The appeal to the Court was made by his parents, who requested permission to discontinue medical interventions because there was no reasonable possibility of improvement. In medical ethics, such situations are often described as futility of treatment, where continued medical intervention no longer provides meaningful benefit to the patient.


Euthanasia Remains Illegal in India

It is important to note the Supreme Court has maintained the legal position that euthanasia remains illegal in India.


However, the continued use of the expression “passive euthanasia” in some discussions and media reports can be misleading. Headlines suggesting that the Court has upheld a “right to die” are also problematic and can create unnecessary confusion for the patients’ families.


The teaching of the Church affirms that when there is no realistic hope of recovery, the artificial prolongation of life through highly burdensome medical technologies may be discontinued.
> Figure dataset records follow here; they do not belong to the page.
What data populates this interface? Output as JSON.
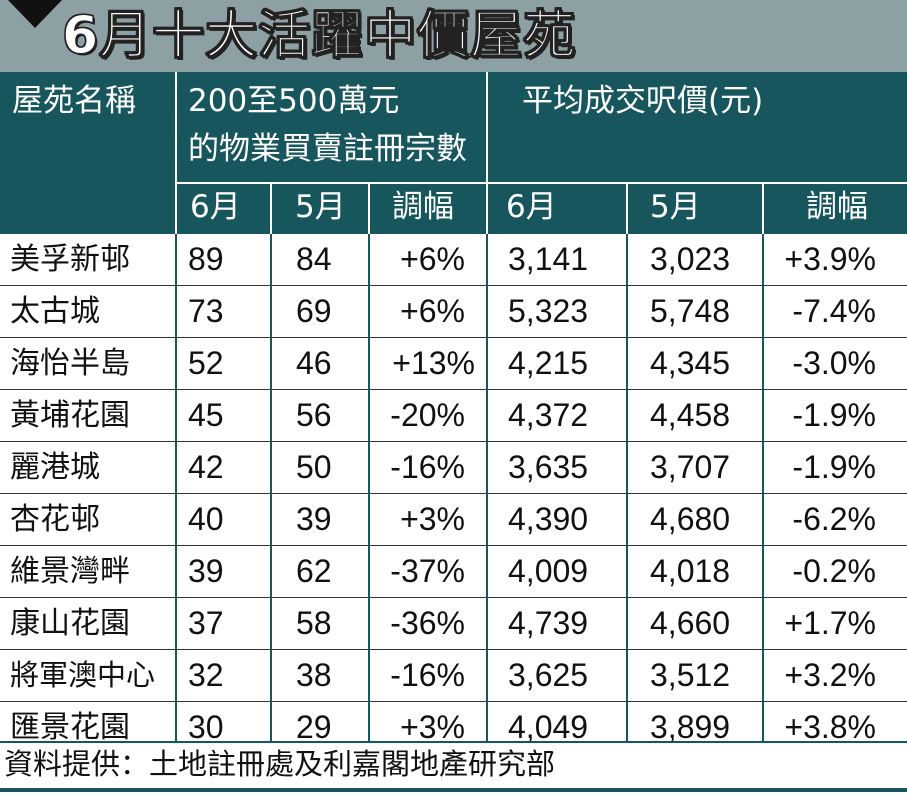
{
  "title": "6月十大活躍中價屋苑",
  "header": {
    "estate_name": "屋苑名稱",
    "registrations_line1": "200至500萬元",
    "registrations_line2": "的物業買賣註冊宗數",
    "avg_price": "平均成交呎價(元)",
    "sub": {
      "reg_june": "6月",
      "reg_may": "5月",
      "reg_change": "調幅",
      "price_june": "6月",
      "price_may": "5月",
      "price_change": "調幅"
    }
  },
  "rows": [
    {
      "name": "美孚新邨",
      "reg_june": "89",
      "reg_may": "84",
      "reg_change": "+6%",
      "price_june": "3,141",
      "price_may": "3,023",
      "price_change": "+3.9%"
    },
    {
      "name": "太古城",
      "reg_june": "73",
      "reg_may": "69",
      "reg_change": "+6%",
      "price_june": "5,323",
      "price_may": "5,748",
      "price_change": "-7.4%"
    },
    {
      "name": "海怡半島",
      "reg_june": "52",
      "reg_may": "46",
      "reg_change": "+13%",
      "price_june": "4,215",
      "price_may": "4,345",
      "price_change": "-3.0%"
    },
    {
      "name": "黃埔花園",
      "reg_june": "45",
      "reg_may": "56",
      "reg_change": "-20%",
      "price_june": "4,372",
      "price_may": "4,458",
      "price_change": "-1.9%"
    },
    {
      "name": "麗港城",
      "reg_june": "42",
      "reg_may": "50",
      "reg_change": "-16%",
      "price_june": "3,635",
      "price_may": "3,707",
      "price_change": "-1.9%"
    },
    {
      "name": "杏花邨",
      "reg_june": "40",
      "reg_may": "39",
      "reg_change": "+3%",
      "price_june": "4,390",
      "price_may": "4,680",
      "price_change": "-6.2%"
    },
    {
      "name": "維景灣畔",
      "reg_june": "39",
      "reg_may": "62",
      "reg_change": "-37%",
      "price_june": "4,009",
      "price_may": "4,018",
      "price_change": "-0.2%"
    },
    {
      "name": "康山花園",
      "reg_june": "37",
      "reg_may": "58",
      "reg_change": "-36%",
      "price_june": "4,739",
      "price_may": "4,660",
      "price_change": "+1.7%"
    },
    {
      "name": "將軍澳中心",
      "reg_june": "32",
      "reg_may": "38",
      "reg_change": "-16%",
      "price_june": "3,625",
      "price_may": "3,512",
      "price_change": "+3.2%"
    },
    {
      "name": "匯景花園",
      "reg_june": "30",
      "reg_may": "29",
      "reg_change": "+3%",
      "price_june": "4,049",
      "price_may": "3,899",
      "price_change": "+3.8%"
    }
  ],
  "source": "資料提供：土地註冊處及利嘉閣地產研究部",
  "colors": {
    "title_bg": "#8da0a3",
    "header_bg": "#17565c",
    "text": "#111111"
  }
}
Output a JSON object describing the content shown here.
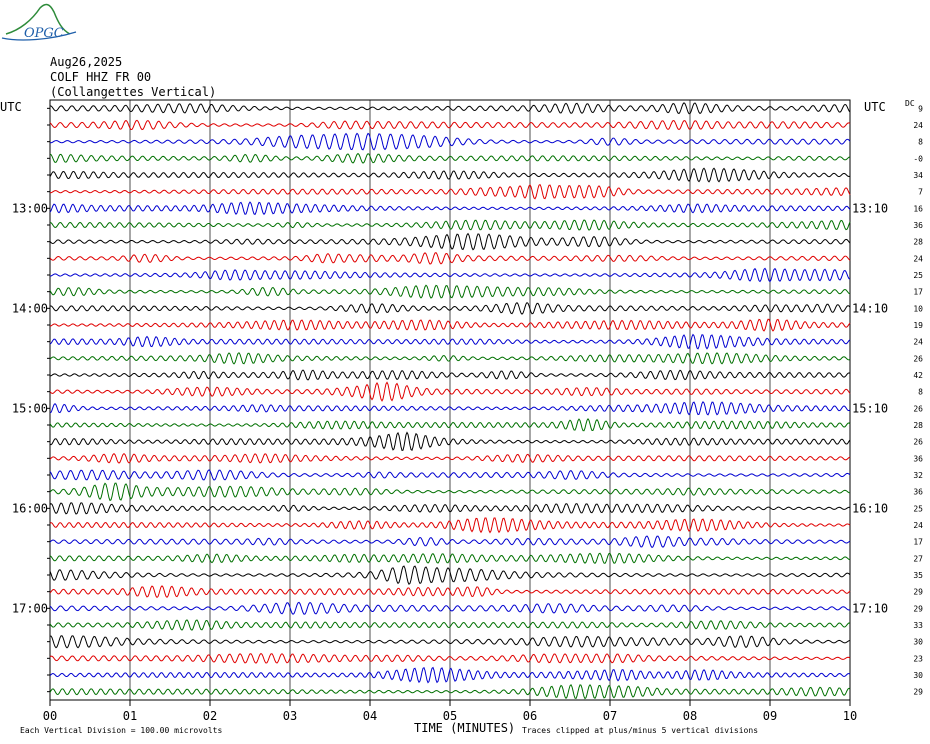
{
  "logo": {
    "text": "OPGC",
    "colors": {
      "mountain": "#2e8b3a",
      "swoosh": "#1f5faa"
    }
  },
  "header": {
    "date": "Aug26,2025",
    "station": "COLF HHZ FR 00",
    "location": "(Collangettes Vertical)"
  },
  "labels": {
    "utc_left": "UTC",
    "utc_right": "UTC",
    "dc": "DC",
    "xlabel": "TIME (MINUTES)",
    "scale_note": "Each Vertical Division =  100.00 microvolts",
    "clip_note": "Traces clipped at plus/minus 5 vertical divisions"
  },
  "chart_data": {
    "type": "line",
    "title": "",
    "xlabel": "TIME (MINUTES)",
    "x_ticks": [
      "00",
      "01",
      "02",
      "03",
      "04",
      "05",
      "06",
      "07",
      "08",
      "09",
      "10"
    ],
    "xlim": [
      0,
      10
    ],
    "trace_colors": [
      "#000000",
      "#e00000",
      "#0000d0",
      "#007000"
    ],
    "left_time_labels": [
      {
        "row": 6,
        "label": "13:00"
      },
      {
        "row": 12,
        "label": "14:00"
      },
      {
        "row": 18,
        "label": "15:00"
      },
      {
        "row": 24,
        "label": "16:00"
      },
      {
        "row": 30,
        "label": "17:00"
      }
    ],
    "right_time_labels": [
      {
        "row": 6,
        "label": "13:10"
      },
      {
        "row": 12,
        "label": "14:10"
      },
      {
        "row": 18,
        "label": "15:10"
      },
      {
        "row": 24,
        "label": "16:10"
      },
      {
        "row": 30,
        "label": "17:10"
      }
    ],
    "dc_offsets": [
      "9",
      "24",
      "8",
      "-0",
      "34",
      "7",
      "16",
      "36",
      "28",
      "24",
      "25",
      "17",
      "10",
      "19",
      "24",
      "26",
      "42",
      "8",
      "26",
      "28",
      "26",
      "36",
      "32",
      "36",
      "25",
      "24",
      "17",
      "27",
      "35",
      "29",
      "29",
      "33",
      "30",
      "23",
      "30",
      "29"
    ],
    "grid": true
  }
}
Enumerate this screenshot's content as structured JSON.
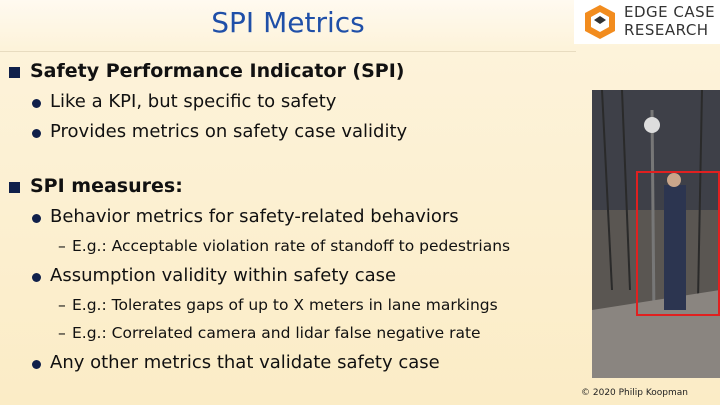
{
  "header": {
    "title": "SPI Metrics",
    "logo": [
      "EDGE CASE",
      "RESEARCH"
    ]
  },
  "bullets": [
    {
      "text": "Safety Performance Indicator (SPI)",
      "items": [
        {
          "text": "Like a KPI, but specific to safety"
        },
        {
          "text": "Provides metrics on safety case validity"
        }
      ]
    },
    {
      "text": "SPI measures:",
      "items": [
        {
          "text": "Behavior metrics for safety-related behaviors",
          "items": [
            "E.g.: Acceptable violation rate of standoff to pedestrians"
          ]
        },
        {
          "text": "Assumption validity within safety case",
          "items": [
            "E.g.: Tolerates gaps of up to X meters in lane markings",
            "E.g.: Correlated camera and lidar false negative rate"
          ]
        },
        {
          "text": "Any other metrics that validate safety case"
        }
      ]
    }
  ],
  "footer": {
    "copyright": "© 2020 Philip Koopman"
  }
}
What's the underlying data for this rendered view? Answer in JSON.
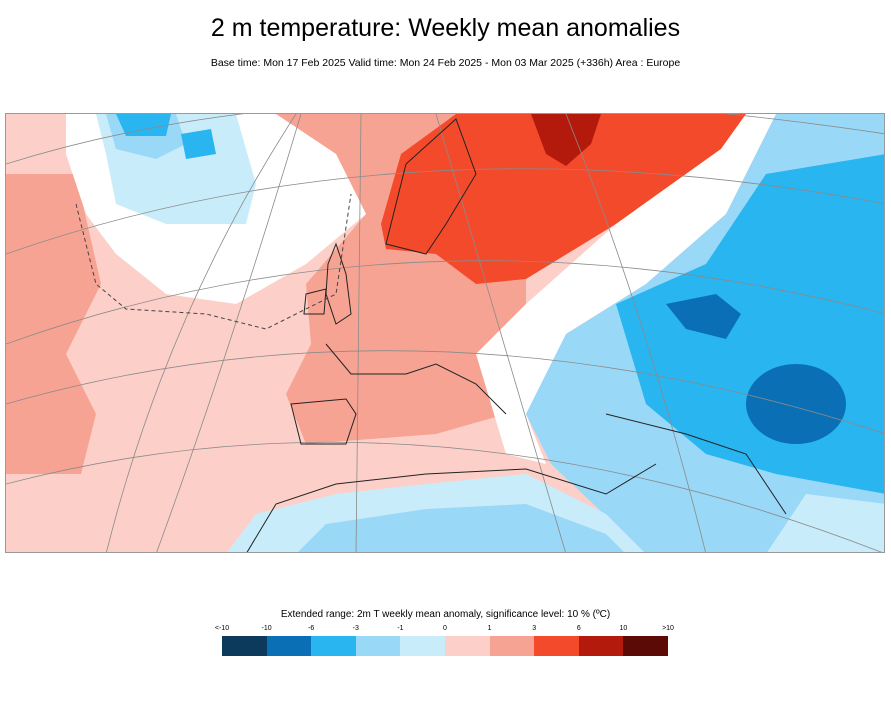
{
  "title": "2 m temperature: Weekly mean anomalies",
  "subtitle": "Base time: Mon 17 Feb 2025 Valid time: Mon 24 Feb 2025 - Mon 03 Mar 2025 (+336h) Area : Europe",
  "map": {
    "area": "Europe"
  },
  "legend": {
    "title": "Extended range: 2m T weekly mean anomaly, significance level: 10 % (ºC)",
    "labels": [
      "<-10",
      "-10",
      "-6",
      "-3",
      "-1",
      "0",
      "1",
      "3",
      "6",
      "10",
      ">10"
    ],
    "colors": [
      "#0b3a5c",
      "#0a6fb5",
      "#29b5f0",
      "#9ad8f7",
      "#c9ecfb",
      "#fcd0c8",
      "#f7a393",
      "#f44a2c",
      "#b31a0b",
      "#5b0a06"
    ]
  }
}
However, the ordinary care owed to the sick—such as comfort care, basic nursing care, and pain management—must always continue.
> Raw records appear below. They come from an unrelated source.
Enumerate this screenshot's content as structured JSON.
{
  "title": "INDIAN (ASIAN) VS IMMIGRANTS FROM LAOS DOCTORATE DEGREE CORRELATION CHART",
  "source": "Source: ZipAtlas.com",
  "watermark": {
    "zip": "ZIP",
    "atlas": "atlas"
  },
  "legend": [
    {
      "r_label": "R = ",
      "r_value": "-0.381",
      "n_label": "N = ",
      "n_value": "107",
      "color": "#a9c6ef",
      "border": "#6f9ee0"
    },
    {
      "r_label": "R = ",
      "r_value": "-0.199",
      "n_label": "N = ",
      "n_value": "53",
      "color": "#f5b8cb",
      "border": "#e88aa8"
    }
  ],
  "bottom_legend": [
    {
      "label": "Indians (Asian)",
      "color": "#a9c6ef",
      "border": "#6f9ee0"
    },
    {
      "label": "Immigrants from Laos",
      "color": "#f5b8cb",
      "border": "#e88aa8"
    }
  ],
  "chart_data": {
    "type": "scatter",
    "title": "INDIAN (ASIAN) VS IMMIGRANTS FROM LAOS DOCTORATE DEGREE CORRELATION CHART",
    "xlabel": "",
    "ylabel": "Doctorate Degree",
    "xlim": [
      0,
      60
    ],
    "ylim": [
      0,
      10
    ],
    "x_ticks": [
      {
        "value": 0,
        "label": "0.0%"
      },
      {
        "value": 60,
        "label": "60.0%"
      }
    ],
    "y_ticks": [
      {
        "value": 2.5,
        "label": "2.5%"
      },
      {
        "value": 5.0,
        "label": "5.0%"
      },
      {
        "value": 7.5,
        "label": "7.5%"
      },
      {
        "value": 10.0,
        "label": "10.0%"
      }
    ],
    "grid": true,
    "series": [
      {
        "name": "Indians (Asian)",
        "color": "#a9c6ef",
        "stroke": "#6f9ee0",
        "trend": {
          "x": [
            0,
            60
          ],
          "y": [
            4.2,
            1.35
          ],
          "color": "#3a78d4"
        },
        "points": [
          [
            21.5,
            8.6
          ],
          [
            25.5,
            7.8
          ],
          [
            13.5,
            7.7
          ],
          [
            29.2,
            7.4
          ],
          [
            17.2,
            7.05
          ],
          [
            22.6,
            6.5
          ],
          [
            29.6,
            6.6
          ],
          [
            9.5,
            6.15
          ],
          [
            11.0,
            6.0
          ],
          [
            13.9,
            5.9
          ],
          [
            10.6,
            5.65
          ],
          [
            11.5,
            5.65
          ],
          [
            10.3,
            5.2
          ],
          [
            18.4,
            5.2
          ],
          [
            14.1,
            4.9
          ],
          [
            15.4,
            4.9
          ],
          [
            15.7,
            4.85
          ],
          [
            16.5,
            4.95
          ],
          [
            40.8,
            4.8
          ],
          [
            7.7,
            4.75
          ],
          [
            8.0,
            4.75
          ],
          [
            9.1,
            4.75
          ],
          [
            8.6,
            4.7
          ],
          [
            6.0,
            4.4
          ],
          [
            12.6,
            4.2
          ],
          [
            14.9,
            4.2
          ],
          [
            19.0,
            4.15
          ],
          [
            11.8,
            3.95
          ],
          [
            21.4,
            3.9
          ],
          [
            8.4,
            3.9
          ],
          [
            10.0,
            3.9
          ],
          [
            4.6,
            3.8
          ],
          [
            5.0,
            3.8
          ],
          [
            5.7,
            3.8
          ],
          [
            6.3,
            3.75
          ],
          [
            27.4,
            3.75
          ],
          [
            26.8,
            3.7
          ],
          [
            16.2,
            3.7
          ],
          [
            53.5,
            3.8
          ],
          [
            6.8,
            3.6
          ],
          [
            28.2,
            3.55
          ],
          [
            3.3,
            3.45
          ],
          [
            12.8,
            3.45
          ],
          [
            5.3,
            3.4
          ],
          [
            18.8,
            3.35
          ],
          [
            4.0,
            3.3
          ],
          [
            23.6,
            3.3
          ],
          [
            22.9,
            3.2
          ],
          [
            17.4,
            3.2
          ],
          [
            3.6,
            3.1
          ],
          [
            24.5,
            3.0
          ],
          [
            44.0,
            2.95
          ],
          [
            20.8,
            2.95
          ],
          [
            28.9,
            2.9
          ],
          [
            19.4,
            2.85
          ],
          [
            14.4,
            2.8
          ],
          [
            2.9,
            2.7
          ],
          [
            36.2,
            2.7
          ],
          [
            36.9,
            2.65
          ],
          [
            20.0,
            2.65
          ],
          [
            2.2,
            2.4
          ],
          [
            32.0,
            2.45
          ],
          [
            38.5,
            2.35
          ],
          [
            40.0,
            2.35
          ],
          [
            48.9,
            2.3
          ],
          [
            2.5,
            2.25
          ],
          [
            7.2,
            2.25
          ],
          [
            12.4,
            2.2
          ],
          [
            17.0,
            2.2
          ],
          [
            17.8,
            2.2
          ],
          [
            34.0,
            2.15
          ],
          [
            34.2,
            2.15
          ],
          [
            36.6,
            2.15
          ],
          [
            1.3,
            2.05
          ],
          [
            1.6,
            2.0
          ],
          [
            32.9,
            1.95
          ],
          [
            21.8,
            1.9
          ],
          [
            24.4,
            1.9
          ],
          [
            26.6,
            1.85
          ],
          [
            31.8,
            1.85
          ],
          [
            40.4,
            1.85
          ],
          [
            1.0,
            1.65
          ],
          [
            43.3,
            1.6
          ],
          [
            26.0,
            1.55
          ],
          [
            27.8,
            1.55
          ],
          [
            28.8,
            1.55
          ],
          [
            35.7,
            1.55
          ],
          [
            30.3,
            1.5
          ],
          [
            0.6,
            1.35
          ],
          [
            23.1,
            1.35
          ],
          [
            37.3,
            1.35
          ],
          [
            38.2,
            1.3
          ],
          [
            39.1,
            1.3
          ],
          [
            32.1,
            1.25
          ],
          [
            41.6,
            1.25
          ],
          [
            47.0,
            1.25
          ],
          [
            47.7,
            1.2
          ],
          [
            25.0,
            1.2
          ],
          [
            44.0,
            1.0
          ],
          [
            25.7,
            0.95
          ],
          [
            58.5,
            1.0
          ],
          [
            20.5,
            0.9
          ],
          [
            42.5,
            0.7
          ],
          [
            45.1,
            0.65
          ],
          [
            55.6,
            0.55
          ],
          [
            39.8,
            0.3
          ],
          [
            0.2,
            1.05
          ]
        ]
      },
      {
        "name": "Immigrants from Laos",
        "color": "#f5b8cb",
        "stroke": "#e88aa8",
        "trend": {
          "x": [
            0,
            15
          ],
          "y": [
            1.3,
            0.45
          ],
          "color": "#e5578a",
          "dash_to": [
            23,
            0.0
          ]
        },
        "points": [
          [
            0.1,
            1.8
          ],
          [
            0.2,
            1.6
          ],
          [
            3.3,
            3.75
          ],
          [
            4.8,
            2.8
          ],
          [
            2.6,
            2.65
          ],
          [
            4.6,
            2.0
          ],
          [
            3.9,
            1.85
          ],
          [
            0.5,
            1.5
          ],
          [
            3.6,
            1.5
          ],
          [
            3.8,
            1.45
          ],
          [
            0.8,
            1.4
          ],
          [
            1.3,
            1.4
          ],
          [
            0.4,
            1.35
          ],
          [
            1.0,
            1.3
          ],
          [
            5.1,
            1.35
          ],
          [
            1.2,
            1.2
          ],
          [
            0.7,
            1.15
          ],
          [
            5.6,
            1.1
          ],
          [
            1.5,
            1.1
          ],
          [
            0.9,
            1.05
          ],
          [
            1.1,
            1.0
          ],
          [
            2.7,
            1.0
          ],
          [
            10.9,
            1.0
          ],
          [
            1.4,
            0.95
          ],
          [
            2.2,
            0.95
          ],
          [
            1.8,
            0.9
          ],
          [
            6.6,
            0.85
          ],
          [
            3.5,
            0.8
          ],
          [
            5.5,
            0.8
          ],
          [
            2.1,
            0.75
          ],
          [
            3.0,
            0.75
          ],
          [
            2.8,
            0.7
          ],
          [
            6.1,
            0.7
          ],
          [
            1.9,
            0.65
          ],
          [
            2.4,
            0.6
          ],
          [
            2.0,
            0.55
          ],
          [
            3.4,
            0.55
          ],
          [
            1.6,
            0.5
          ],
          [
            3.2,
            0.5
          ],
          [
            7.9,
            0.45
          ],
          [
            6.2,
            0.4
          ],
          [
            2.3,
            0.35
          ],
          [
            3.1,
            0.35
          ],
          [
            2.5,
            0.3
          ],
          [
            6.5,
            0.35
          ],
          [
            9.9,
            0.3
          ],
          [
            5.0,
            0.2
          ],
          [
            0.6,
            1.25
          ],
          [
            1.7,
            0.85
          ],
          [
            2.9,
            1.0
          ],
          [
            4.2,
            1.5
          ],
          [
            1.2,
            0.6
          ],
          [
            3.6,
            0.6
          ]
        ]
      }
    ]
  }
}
Therefore, it can be legitimate to discontinue medical procedures that are burdensome, risky, extraordinary, or disproportionate to the expected benefit. This is not an attempt to cause death but a refusal of what is often called “over-zealous” or excessive treatment.
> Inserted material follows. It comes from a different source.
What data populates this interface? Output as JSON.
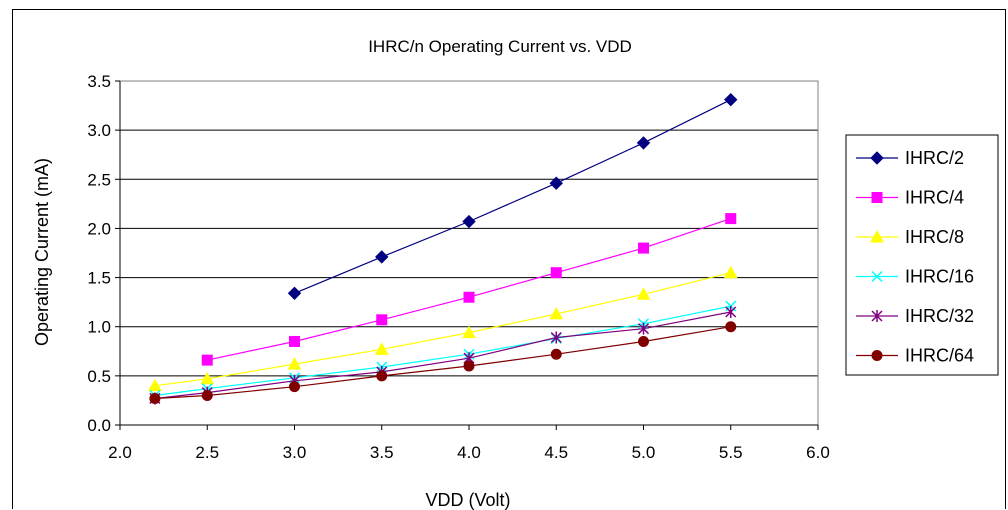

In such cases, the intention is not to end life but to recognise that death cannot be prevented. If the patient is capable of making decisions, the choice should be made by the patient. If the patient is unable to do so, the decision should be taken by those legally authorised to act on the patient’s behalf, always respecting the patient’s wishes and best interests.


Clarification from the Indian Council of Medical Research

The Indian Council of Medical Research (ICMR has clearly stated: “The term passive euthanasia is an obsolete terminology and should be avoided as euthanasia cannot be passive, and withholding or withdrawing a potentially inappropriate treatment in a patient dying with a terminal illness that only prolongs the dying process cannot be construed as an intention to kill.”


In other words, stopping medical treatments that are no longer beneficial should not be described as euthanasia.


Understanding Euthanasia

The Congregation for the Doctrine of the Faith defined euthanasia in its 1980 Declaration on Euthanasia as follows:


“By euthanasia is understood an action or an omission which of itself or by intention causes death in order that all suffering may in this way be eliminated. Euthanasia’s terms of reference, therefore, are to be found in the intention of the will and in the methods used.”


According to this definition, euthanasia occurs when death is deliberately intended in order to eliminate suffering.


In ethical discussions, euthanasia has sometimes been described as active or passive. Active euthanasia refers to deliberate actions taken to cause death, such as administering a lethal injection. The term “passive euthanasia” has been used in the past to describe situations where life-sustaining treatments - such as ventilators, dialysis, or antibiotics - are withheld or withdrawn. However, many ethicists and medical authorities now consider this terminology misleading.


Distinguishing Euthanasia from Withdrawal of Treatment

From a Catholic ethical perspective, stopping medical treatment that no longer offers a reasonable hope of benefit, or that places excessive burdens on the patient, should not be called “passive euthanasia.” Rather, it can be a morally acceptable decision to allow a person to die naturally while respecting the dignity of the patient and recognising the limits of medical treatment.


The teaching of the Church affirms that when there is no realistic hope of recovery, the artificial prolongation of life through highly burdensome medical technologies may be discontinued. However, the ordinary care owed to the sick- such as comfort care, basic nursing care, and pain management - must always continue.